The upturn in real estate activity brings many changes in the way we and other mortgage originators are doing business. We’re crazy busy, but we and many of our clients (and their Realtors©) are navigating some choppy waters.
Recently, I’ve written a couple of blog posts on how financed buyers can compete with cash buyers in today’s tight real estate market (see A Risky (But Effective) Purchase Strategy, and A Different Strategy for Home Buyers). I was tickled when Diana Arqa from Mortgage Professional America picked up my recommendation in her story, “Help your clients beat cash investors on home purchases.”
It’s true – investors do have the luxury of buying up homes in cash, but sometimes sellers will prefer a financed borrower if the offer is right and has no strings attached, said Joe Parsons, senior loan officer at PFS Funding in Dublin, California.
This means that originators should partner-up with realtors to encourage borrowers to make offers higher than cash buyers (sometimes slightly higher than asking price) and give up certain contingencies associated with that offer, Parsons said.
One of the most critical contingencies that a borrower might want to give up to push through a financed deal is the loan contingency – the condition that if the loan doesn’t close, the borrower can walk away from the deal. By removing this contingency and offering say, a US $5,000 deposit that the loan will close, the borrower gives the seller added assurance and may make the deal more attractive than a cash deal, Parsons said.
Loan officers and realtors must be sure they can close a loan when encouraging borrowers to do this, he added. It is only a good idea when it is almost 100% certain they can close the loan.

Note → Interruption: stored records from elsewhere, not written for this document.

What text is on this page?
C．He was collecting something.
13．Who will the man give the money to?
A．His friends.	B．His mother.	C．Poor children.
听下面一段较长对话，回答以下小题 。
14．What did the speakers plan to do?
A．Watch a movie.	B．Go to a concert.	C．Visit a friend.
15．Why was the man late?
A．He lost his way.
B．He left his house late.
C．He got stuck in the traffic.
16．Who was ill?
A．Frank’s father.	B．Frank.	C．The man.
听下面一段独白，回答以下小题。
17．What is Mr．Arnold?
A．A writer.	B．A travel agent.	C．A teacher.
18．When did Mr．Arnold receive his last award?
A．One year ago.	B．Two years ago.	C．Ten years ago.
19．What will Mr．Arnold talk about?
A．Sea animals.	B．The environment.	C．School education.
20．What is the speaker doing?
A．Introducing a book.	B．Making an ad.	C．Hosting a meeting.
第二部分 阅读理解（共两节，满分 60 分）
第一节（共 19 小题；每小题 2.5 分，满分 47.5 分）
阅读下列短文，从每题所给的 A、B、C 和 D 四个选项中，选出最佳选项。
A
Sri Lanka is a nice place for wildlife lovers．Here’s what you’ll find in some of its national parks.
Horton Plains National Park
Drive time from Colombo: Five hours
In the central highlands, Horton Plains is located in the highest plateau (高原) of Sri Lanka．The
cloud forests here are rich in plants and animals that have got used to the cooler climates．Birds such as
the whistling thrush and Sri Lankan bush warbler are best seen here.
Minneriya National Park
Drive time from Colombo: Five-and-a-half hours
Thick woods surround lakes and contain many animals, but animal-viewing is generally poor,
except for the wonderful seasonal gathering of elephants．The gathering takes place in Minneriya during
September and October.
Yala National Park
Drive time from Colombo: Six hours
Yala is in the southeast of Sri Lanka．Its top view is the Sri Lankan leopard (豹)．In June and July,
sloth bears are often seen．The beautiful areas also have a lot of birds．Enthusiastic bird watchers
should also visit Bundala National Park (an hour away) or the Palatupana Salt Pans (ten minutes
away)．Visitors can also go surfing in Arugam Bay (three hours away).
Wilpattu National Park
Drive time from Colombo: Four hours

It takes a lot of work on the part of the loan officer…and borrower to work these types of negotiations to win over cash buyers, but financed borrowers can win in fierce bidding wars when they have a loan package that appears perfect, Parsons said.
As I’ve mentioned in my blog posts and what was reiterated in the article, forgoing contingencies can be a risky move for buyers; loan officers must be absolutely certain that they can fund a client’s loan. But when other mortgage pros and journalists start sharing my advice, I have a feeling that I just may really be on to something.